O velho abriu os olhos, viu-nos e pôs-se de pé. Não demonstrava medo, como se houvesse lido aquele texto até o fim.
Olhou-me de relance, depois ficou contemplando Leslie por um longo momento.
— Sou Jean-Paul le Clerc. E vocês são anjos.
Antes mesmo que me recuperasse do espanto, enquanto Leslie ainda o olhava, assombrada, o homem riu, contente.
— Notaram a Luz?
— Inspiração! — exclamou minha mulher, entregando-lhe as páginas douradas.
— Realmente, inspiração. — Ele fez uma mesura, como se ela, ao menos, fosse um anjo. — Essas palavras são a chave da verdade para qualquer pessoa que as leia, são a vida para quem lhes der ouvidos.
Quando eu era menino, a Luz prometeu que as páginas viriam ter às minhas mãos na noite em que vocês aparecessem. Agora sou velho, e vocês vieram, tal como elas.
— Elas mudarão o mundo — comentei.
O velho me olhou de uma maneira estranha.
— Não.
— Mas foram-lhe dadas…
— …como uma prova — disse ele.
— Prova?
— Viajei muito — falou. — Estudei os textos sagrados de cem religiões, de Catai até as terras nórdicas. — Seus olhos piscaram. — E, apesar de meus estudos, aprendi. Toda grande religião começa com a luz. No entanto, só os corações conservam a luz. Páginas escritas não podem fazê-lo.
— Mas o senhor tem nas mãos… — comecei. — Deve lê-las. É maravilhoso!
— O que tenho nas mãos é papel. Se entregarmos essas palavras ao mundo, serão amadas e compreendidas por aqueles que já conhecem essa verdade. Antes, porém, precisaremos lhes dar um nome.
E isso representará a morte delas.
— Não. Dar um nome a algo de belo representa matá-lo? — perguntei.
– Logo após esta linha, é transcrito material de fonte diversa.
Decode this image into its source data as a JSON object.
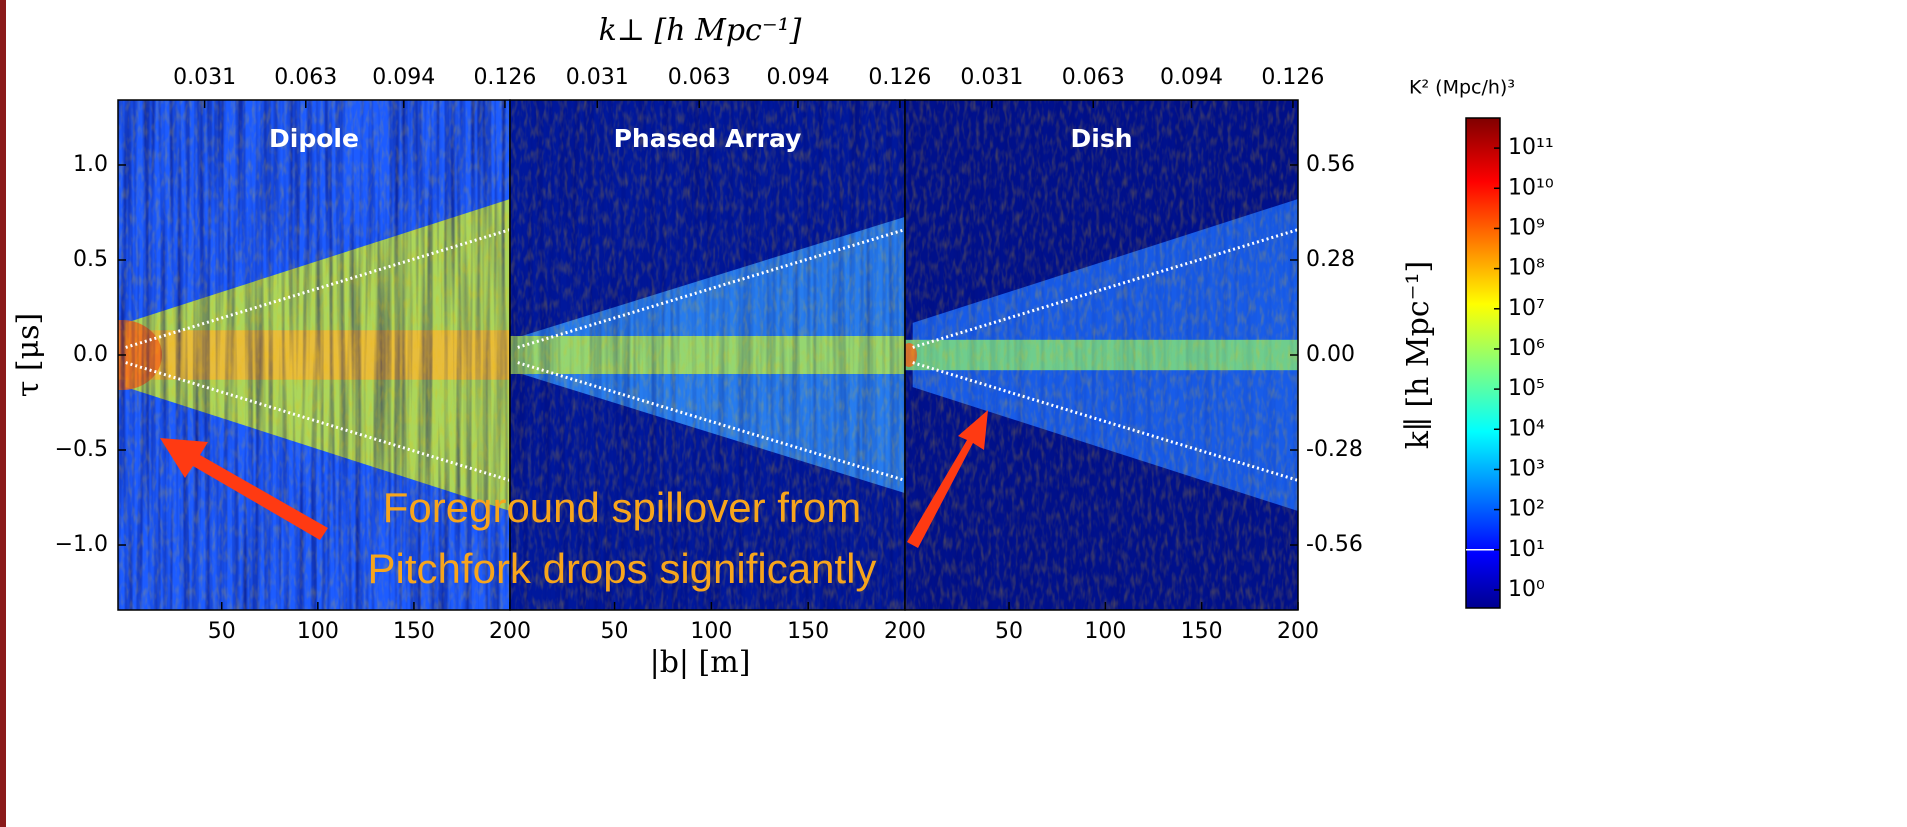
{
  "figure": {
    "x_label": "|b| [m]",
    "x2_label": "k⊥ [h Mpc⁻¹]",
    "y_label": "τ [μs]",
    "y2_label": "k∥ [h Mpc⁻¹]",
    "ylim": [
      -1.342,
      1.342
    ],
    "yticks": [
      {
        "value": -1.0,
        "label": "−1.0"
      },
      {
        "value": -0.5,
        "label": "−0.5"
      },
      {
        "value": 0,
        "label": "0.0"
      },
      {
        "value": 0.5,
        "label": "0.5"
      },
      {
        "value": 1.0,
        "label": "1.0"
      }
    ],
    "y2lim": [
      -0.7515,
      0.7515
    ],
    "y2ticks": [
      0.56,
      0.28,
      {
        "value": 0,
        "label": "0.00"
      },
      -0.28,
      -0.56
    ],
    "annotation": [
      "Foreground spillover from",
      "Pitchfork drops significantly"
    ],
    "colorbar": {
      "label": "K² (Mpc/h)³",
      "scale": "log",
      "clim": [
        0.355,
        562000000000
      ],
      "ticks": [
        {
          "value": 1,
          "label": "10⁰"
        },
        {
          "value": 10,
          "label": "10¹"
        },
        {
          "value": 100,
          "label": "10²"
        },
        {
          "value": 1000,
          "label": "10³"
        },
        {
          "value": 10000,
          "label": "10⁴"
        },
        {
          "value": 100000,
          "label": "10⁵"
        },
        {
          "value": 1000000,
          "label": "10⁶"
        },
        {
          "value": 10000000,
          "label": "10⁷"
        },
        {
          "value": 100000000,
          "label": "10⁸"
        },
        {
          "value": 1000000000,
          "label": "10⁹"
        },
        {
          "value": 10000000000,
          "label": "10¹⁰"
        },
        {
          "value": 100000000000,
          "label": "10¹¹"
        }
      ],
      "line": 10
    }
  },
  "chart_data": [
    {
      "type": "heatmap",
      "title": "Dipole",
      "xlim": [
        -4,
        200
      ],
      "xticks": [
        50,
        100,
        150,
        200
      ],
      "x2lim": [
        0.0036,
        0.1276
      ],
      "x2ticks": [
        0.031,
        0.063,
        0.094,
        0.126
      ],
      "series": [
        {
          "color": "#ffffff",
          "x": [
            0,
            200
          ],
          "values": [
            0.04,
            0.66
          ]
        },
        {
          "color": "#ffffff",
          "x": [
            0,
            200
          ],
          "values": [
            -0.04,
            -0.66
          ]
        }
      ]
    },
    {
      "type": "heatmap",
      "title": "Phased Array",
      "xlim": [
        -4,
        200
      ],
      "xticks": [
        50,
        100,
        150,
        200
      ],
      "x2lim": [
        0.0036,
        0.1276
      ],
      "x2ticks": [
        0.031,
        0.063,
        0.094,
        0.126
      ],
      "series": [
        {
          "color": "#ffffff",
          "x": [
            0,
            200
          ],
          "values": [
            0.04,
            0.66
          ]
        },
        {
          "color": "#ffffff",
          "x": [
            0,
            200
          ],
          "values": [
            -0.04,
            -0.66
          ]
        }
      ]
    },
    {
      "type": "heatmap",
      "title": "Dish",
      "xlim": [
        -4,
        200
      ],
      "xticks": [
        50,
        100,
        150,
        200
      ],
      "x2lim": [
        0.0036,
        0.1276
      ],
      "x2ticks": [
        0.031,
        0.063,
        0.094,
        0.126
      ],
      "series": [
        {
          "color": "#ffffff",
          "x": [
            0,
            200
          ],
          "values": [
            0.04,
            0.66
          ]
        },
        {
          "color": "#ffffff",
          "x": [
            0,
            200
          ],
          "values": [
            -0.04,
            -0.66
          ]
        }
      ]
    }
  ]
}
O velho me olhou com surpresa.
— Dar nome a uma coisa não faz mal algum. Dar nome a essas idéias equivale a criar uma religião.
— Por quê?
Ele sorriu, estendendo-me o manuscrito.
— Entrego essas páginas a você…?
— Richard.
— Entrego a você, Richard, essas páginas que vieram diretamente da Luz do Amor. Quer passá-las, por sua vez, ao mundo, a povos ansiosos por conhecer o que dizem, às pessoas que não tiveram o privilégio de estar neste lugar no momento em que houve a dádiva?